Van a ungir el cadáver con sus manos las mujeres, ahogando sus plañidos, no están todos los ritos conseguidos y piensan que los riesgos no son vanos.
Al llegar al sepulcro se asombraron por encontrar la piedra removida y a un ángel que les dice: No está aquí.
Alteradas, corriendo, se alejaron con el alma exaltada, conmovida, a ver entre los vivos al Rabbí.

Jesucristo se muestra a las mujeres, les anuncia su marcha a Galilea, que lo digan sin miedo a la asamblea, allí se informarán de sus poderes.
Todos dudan, pues son los pareceres femeninos, y su dolor sortea, con locas fantasías, la marea de impaciencias, deseos y quereres.

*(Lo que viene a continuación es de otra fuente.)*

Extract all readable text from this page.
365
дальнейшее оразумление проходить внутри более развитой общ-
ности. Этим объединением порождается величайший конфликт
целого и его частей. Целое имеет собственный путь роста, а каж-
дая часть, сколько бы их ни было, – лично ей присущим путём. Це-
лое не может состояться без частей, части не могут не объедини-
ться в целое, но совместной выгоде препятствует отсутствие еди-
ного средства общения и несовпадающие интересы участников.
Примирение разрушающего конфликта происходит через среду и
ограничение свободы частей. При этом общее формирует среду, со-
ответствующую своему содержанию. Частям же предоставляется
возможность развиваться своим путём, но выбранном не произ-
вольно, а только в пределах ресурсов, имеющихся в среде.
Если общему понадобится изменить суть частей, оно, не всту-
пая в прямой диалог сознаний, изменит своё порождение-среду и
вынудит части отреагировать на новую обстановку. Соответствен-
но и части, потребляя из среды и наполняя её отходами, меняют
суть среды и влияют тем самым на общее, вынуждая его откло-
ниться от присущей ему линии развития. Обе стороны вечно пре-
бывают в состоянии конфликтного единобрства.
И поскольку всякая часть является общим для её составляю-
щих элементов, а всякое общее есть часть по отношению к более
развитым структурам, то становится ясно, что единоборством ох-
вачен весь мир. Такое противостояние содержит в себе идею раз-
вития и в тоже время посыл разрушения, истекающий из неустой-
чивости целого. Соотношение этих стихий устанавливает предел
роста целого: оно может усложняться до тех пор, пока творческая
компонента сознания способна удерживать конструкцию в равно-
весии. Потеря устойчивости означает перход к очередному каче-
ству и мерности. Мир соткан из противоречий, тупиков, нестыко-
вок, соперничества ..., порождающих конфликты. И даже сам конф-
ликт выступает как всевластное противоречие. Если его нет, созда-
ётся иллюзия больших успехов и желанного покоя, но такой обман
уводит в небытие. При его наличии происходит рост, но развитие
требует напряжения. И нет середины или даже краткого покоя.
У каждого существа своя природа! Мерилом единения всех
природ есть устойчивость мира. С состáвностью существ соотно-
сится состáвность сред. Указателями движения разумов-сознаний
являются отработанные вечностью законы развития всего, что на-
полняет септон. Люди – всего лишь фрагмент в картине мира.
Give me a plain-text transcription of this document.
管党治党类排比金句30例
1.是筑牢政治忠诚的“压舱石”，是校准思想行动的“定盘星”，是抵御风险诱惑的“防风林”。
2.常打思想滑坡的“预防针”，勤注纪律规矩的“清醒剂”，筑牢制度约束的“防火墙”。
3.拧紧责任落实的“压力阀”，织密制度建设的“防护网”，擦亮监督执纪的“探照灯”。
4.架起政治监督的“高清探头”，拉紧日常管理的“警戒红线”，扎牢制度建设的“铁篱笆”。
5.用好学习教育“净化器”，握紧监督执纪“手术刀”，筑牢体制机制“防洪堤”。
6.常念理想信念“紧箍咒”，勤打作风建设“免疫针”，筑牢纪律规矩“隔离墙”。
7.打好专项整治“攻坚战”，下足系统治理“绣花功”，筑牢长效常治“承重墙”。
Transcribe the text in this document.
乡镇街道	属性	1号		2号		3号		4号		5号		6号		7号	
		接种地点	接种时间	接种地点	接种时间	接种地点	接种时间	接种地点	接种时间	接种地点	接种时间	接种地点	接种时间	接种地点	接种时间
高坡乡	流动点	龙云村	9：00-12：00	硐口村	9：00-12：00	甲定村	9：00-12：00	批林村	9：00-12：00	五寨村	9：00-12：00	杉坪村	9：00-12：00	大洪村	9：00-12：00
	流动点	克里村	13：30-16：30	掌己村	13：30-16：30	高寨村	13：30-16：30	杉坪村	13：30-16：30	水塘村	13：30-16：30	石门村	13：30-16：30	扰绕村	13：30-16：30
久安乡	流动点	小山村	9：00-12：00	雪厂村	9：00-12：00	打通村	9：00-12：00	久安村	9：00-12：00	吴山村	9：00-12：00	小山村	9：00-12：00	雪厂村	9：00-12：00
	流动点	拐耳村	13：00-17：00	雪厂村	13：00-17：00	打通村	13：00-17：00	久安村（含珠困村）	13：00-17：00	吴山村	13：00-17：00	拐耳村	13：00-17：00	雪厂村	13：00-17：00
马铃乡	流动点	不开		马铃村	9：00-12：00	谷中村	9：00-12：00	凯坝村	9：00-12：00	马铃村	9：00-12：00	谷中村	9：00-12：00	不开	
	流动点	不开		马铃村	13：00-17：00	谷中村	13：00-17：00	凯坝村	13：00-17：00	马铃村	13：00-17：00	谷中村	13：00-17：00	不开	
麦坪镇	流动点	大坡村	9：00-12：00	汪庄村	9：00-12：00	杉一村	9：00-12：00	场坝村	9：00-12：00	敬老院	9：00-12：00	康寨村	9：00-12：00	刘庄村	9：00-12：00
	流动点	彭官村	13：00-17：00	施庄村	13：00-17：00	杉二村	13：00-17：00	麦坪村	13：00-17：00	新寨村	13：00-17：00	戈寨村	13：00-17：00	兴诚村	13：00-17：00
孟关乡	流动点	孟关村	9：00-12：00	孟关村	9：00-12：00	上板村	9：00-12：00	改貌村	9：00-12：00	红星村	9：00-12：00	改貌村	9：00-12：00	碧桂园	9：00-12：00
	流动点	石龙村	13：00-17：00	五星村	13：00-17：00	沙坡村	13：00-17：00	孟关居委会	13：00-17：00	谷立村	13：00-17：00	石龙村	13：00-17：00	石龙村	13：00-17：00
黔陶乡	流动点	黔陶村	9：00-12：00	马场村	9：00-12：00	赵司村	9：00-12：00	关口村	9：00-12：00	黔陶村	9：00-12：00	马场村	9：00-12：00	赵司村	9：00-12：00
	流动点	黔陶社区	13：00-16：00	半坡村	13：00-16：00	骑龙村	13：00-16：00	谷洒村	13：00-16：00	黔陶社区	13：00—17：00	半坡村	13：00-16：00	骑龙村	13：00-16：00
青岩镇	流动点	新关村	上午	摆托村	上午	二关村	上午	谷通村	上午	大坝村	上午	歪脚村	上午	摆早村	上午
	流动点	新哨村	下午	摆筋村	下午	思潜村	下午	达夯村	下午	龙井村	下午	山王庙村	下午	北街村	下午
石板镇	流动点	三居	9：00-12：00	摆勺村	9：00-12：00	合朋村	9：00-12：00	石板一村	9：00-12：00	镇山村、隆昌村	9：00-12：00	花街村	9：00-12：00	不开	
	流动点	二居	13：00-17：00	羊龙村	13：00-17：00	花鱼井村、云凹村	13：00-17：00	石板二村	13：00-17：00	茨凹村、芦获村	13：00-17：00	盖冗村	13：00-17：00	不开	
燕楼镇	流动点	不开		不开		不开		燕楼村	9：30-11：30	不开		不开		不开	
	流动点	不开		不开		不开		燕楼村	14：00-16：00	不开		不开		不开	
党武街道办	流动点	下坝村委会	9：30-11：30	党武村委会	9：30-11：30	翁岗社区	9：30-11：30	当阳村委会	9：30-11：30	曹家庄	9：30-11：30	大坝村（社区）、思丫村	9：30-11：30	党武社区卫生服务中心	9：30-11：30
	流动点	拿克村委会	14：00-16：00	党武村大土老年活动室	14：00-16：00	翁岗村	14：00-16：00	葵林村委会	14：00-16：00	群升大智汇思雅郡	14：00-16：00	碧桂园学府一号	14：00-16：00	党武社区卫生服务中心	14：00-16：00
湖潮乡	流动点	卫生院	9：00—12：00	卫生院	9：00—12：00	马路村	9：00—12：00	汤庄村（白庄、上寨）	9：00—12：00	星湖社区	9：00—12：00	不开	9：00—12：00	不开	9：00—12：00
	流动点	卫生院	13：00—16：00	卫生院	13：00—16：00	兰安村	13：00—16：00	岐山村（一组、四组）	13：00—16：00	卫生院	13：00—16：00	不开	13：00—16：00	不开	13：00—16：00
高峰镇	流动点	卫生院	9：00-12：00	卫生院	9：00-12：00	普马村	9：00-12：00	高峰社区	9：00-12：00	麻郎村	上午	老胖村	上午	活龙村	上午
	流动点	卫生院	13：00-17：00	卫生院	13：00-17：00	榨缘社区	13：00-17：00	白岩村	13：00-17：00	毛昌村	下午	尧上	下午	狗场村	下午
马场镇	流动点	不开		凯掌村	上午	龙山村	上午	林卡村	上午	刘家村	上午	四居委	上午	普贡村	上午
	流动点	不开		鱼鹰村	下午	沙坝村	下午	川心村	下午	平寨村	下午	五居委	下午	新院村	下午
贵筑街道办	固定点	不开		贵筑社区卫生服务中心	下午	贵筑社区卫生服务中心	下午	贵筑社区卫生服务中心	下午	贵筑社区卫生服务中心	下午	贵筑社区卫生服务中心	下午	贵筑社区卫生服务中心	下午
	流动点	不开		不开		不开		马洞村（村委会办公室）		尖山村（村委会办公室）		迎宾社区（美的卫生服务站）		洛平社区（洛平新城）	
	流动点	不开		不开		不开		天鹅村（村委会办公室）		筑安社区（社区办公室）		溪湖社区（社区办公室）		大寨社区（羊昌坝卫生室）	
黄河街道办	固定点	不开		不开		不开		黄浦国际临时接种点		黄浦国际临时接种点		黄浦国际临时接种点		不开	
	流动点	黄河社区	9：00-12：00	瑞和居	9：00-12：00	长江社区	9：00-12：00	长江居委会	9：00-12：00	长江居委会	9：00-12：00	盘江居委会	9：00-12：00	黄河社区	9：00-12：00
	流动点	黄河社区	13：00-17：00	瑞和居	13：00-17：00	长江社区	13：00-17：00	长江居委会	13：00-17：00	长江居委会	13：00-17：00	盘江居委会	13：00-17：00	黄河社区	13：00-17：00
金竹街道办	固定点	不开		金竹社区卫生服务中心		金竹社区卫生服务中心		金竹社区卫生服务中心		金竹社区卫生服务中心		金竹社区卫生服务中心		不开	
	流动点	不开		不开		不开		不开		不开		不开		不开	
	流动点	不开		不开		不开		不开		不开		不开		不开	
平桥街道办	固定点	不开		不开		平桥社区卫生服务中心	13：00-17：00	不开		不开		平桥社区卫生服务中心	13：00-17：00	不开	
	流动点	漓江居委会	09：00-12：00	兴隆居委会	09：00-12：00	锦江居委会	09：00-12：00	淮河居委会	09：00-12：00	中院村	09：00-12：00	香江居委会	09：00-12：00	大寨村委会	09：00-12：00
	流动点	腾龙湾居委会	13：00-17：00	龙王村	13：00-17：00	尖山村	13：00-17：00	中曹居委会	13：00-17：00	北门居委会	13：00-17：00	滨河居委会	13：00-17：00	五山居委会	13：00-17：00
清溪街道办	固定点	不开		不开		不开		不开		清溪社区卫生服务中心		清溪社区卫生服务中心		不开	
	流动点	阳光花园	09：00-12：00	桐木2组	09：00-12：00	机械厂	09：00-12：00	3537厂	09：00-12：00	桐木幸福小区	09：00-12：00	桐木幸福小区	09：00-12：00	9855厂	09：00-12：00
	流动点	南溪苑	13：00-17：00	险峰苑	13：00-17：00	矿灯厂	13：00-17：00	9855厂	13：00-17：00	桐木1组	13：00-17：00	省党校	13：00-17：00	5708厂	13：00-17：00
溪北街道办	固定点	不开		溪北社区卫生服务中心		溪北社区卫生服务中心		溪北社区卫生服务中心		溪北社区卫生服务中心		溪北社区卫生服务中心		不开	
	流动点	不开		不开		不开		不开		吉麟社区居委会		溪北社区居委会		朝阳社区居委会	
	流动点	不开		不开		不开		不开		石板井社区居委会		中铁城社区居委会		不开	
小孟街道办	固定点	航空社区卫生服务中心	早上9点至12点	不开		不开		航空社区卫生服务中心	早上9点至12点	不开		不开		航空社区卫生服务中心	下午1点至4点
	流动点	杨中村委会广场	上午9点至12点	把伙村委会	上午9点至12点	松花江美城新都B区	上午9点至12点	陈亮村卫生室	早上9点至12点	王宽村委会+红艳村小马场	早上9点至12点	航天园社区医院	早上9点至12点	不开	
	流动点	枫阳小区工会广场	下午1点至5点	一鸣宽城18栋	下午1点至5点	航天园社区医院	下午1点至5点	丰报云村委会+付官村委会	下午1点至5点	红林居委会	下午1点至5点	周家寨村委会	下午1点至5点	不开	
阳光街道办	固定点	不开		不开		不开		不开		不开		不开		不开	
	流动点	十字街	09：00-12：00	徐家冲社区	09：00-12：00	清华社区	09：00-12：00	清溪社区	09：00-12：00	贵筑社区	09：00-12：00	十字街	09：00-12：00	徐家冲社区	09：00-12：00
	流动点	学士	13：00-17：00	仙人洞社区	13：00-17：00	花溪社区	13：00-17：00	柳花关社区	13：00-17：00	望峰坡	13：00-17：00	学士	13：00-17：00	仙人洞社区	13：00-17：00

Juan y Pedro deciden comprobarlo. Allí estaban los lienzos recogidos y el sepulcro vacío, abandonado.
Los soldados dispuestos a velarlo huyeron del lugar, despavoridos, ¡el Mesías había resucitado!.
 Los once a Galilea se encaminan al cerro que Jesús les ha indicado, cuando le ven venir, resucitado, ante su gloria espléndida se inclinan.
Cuarenta días junto a Él se hacinan, les promete que siempre irá a su lado, que no teman, poder le ha sido dado, sus palabras la inmensidad dominan.
Su mandato es que vayan por el mundo bautizando en la Santa Trinidad y salvando a las almas en su nombre.
Enviará al Espíritu fecundo que con sus siete dones da la paz y diviniza el ámbito del hombre.